Serde encodes and decodes values according to the Schema Registry wire format. A Serde itself does not perform schema auto-discovery and type auto-decoding. To aid in strong typing and validated encoding/decoding, you must register IDs and values.

To use a Serde for encoding, you must first preregister the schema IDs and values that you will encode. The latest registered ID that supports encoding is used to encode.

To use a Serde for decoding, you can either preregister the schema IDs and values that you will consume, or you can discover the schema every time you receive an ErrNotRegistered error from decode.

(*Serde[T]) AppendEncode

func (s *Serde[T]) AppendEncode(b []byte, v T) ([]byte, error)

AppendEncode appends an encoded value to b according to the schema registry wire format and returns it. If EncodeFn was not used, this returns ErrNotRegistered.

(*Serde[T]) Decode

func (s *Serde[T]) Decode(b []byte, v T) error

Decode decodes b into v. If the DecodeFn option was not used, this returns ErrNotRegistered.

Serde does not handle references in schemas. You must register the full decode function for any top-level ID, regardless of how many other schemas are referenced in the top-level ID.

(*Serde[T]) Encode

func (s *Serde[T]) Encode(v T) ([]byte, error)

Encode encodes a value according to the Schema Registry wire format and returns it. If EncodeFn was not used, this returns ErrNotRegistered.

(*Serde[T]) MustAppendEncode

func (s *Serde[T]) MustAppendEncode(b []byte, v T) []byte

MustAppendEncode returns the value of AppendEncode, panicking on error. This is a shortcut for when your encode function cannot error.

(*Serde[T]) MustEncode

func (s *Serde[T]) MustEncode(v T) []byte

MustEncode returns the value of Encode, panicking on error.
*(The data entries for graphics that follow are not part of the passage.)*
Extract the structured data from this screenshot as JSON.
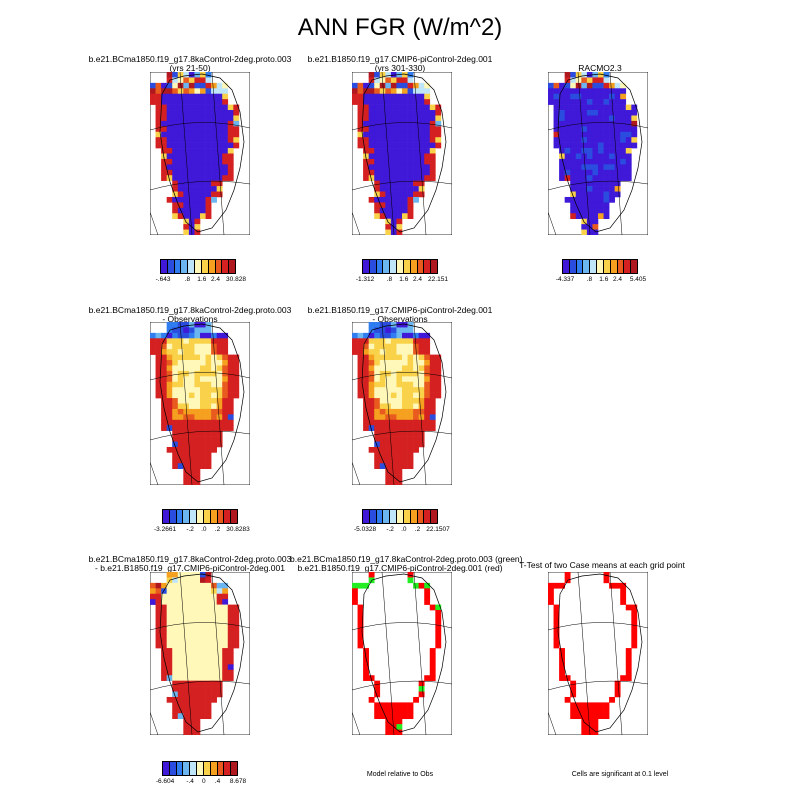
{
  "figure": {
    "title": "ANN FGR (W/m^2)"
  },
  "palettes": {
    "diverge": [
      "#3f18d8",
      "#2a4de0",
      "#2f7df0",
      "#6bb6f0",
      "#bfe6f8",
      "#fff8b8",
      "#f9d24a",
      "#f6a020",
      "#e85a1e",
      "#d42020",
      "#b01820"
    ]
  },
  "panels": [
    {
      "id": "p1",
      "title": [
        "b.e21.BCma1850.f19_g17.8kaControl-2deg.proto.003",
        "(yrs 21-50)"
      ],
      "colorbar": {
        "labels": [
          "-.643",
          ".8",
          "1.6",
          "2.4",
          "30.828"
        ]
      }
    },
    {
      "id": "p2",
      "title": [
        "b.e21.B1850.f19_g17.CMIP6-piControl-2deg.001",
        "(yrs 301-330)"
      ],
      "colorbar": {
        "labels": [
          "-1.312",
          ".8",
          "1.6",
          "2.4",
          "22.151"
        ]
      }
    },
    {
      "id": "p3",
      "title": [
        "RACMO2.3"
      ],
      "colorbar": {
        "labels": [
          "-4.337",
          ".8",
          "1.6",
          "2.4",
          "5.405"
        ]
      }
    },
    {
      "id": "p4",
      "title": [
        "b.e21.BCma1850.f19_g17.8kaControl-2deg.proto.003",
        "- Observations"
      ],
      "colorbar": {
        "labels": [
          "-3.2661",
          "-.2",
          ".0",
          ".2",
          "30.8283"
        ]
      }
    },
    {
      "id": "p5",
      "title": [
        "b.e21.B1850.f19_g17.CMIP6-piControl-2deg.001",
        "- Observations"
      ],
      "colorbar": {
        "labels": [
          "-5.0328",
          "-.2",
          ".0",
          ".2",
          "22.1507"
        ]
      }
    },
    {
      "id": "p6",
      "title": [
        "b.e21.BCma1850.f19_g17.8kaControl-2deg.proto.003",
        "- b.e21.B1850.f19_g17.CMIP6-piControl-2deg.001"
      ],
      "colorbar": {
        "labels": [
          "-6.604",
          "-.4",
          "0",
          ".4",
          "8.678"
        ]
      }
    },
    {
      "id": "p7",
      "title": [
        "b.e21.BCma1850.f19_g17.8kaControl-2deg.proto.003 (green)",
        "b.e21.B1850.f19_g17.CMIP6-piControl-2deg.001 (red)"
      ],
      "note": "Model relative to Obs"
    },
    {
      "id": "p8",
      "title": [
        "T-Test of two Case means at each grid point"
      ],
      "note": "Cells are significant at 0.1 level"
    }
  ]
}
This is a shortcut for when your encode function cannot error.

(*Serde[T]) Register

func (s *Serde[T]) Register(id int, opts ...SerdeOpt[T])

Register registers a schema ID and the value it corresponds to, as well as the encoding or decoding functions. Register functions depending on whether you are only encoding, only decoding, or both.

(*Serde[T]) SetDefaults

func (s *Serde[T]) SetDefaults(opts ...SerdeOpt[T])

SetDefaults sets default options to apply to every registered type. These options are always applied first, so you can override them as necessary when registering.

This can be useful if you always want to use the same encoding or decoding functions.

SerdeOpt

type SerdeOpt[T any] interface {
	// contains filtered or unexported methods
}

SerdeOpt is an option to configure a Serde.

AppendEncodeFn

func AppendEncodeFn[T any](fn func([]byte, T) ([]byte, error)) SerdeOpt[T]

AppendEncodeFn allows Serde to encode a value to an existing slice. This can be more efficient than EncodeFn; this function is used if it exists.

DecodeFn

func DecodeFn[T any](fn func([]byte, T) error) SerdeOpt[T]

DecodeFn allows Serde to decode into a value.

EncodeFn

func EncodeFn[T any](fn func(T) ([]byte, error)) SerdeOpt[T]

EncodeFn allows Serde to encode a value.

SubjectSchema

type SubjectSchema struct {
	Schema

	Subject string
	Version int
	ID      int
}

SchemaSubject is a schema along with the subject, version, and ID of the schema.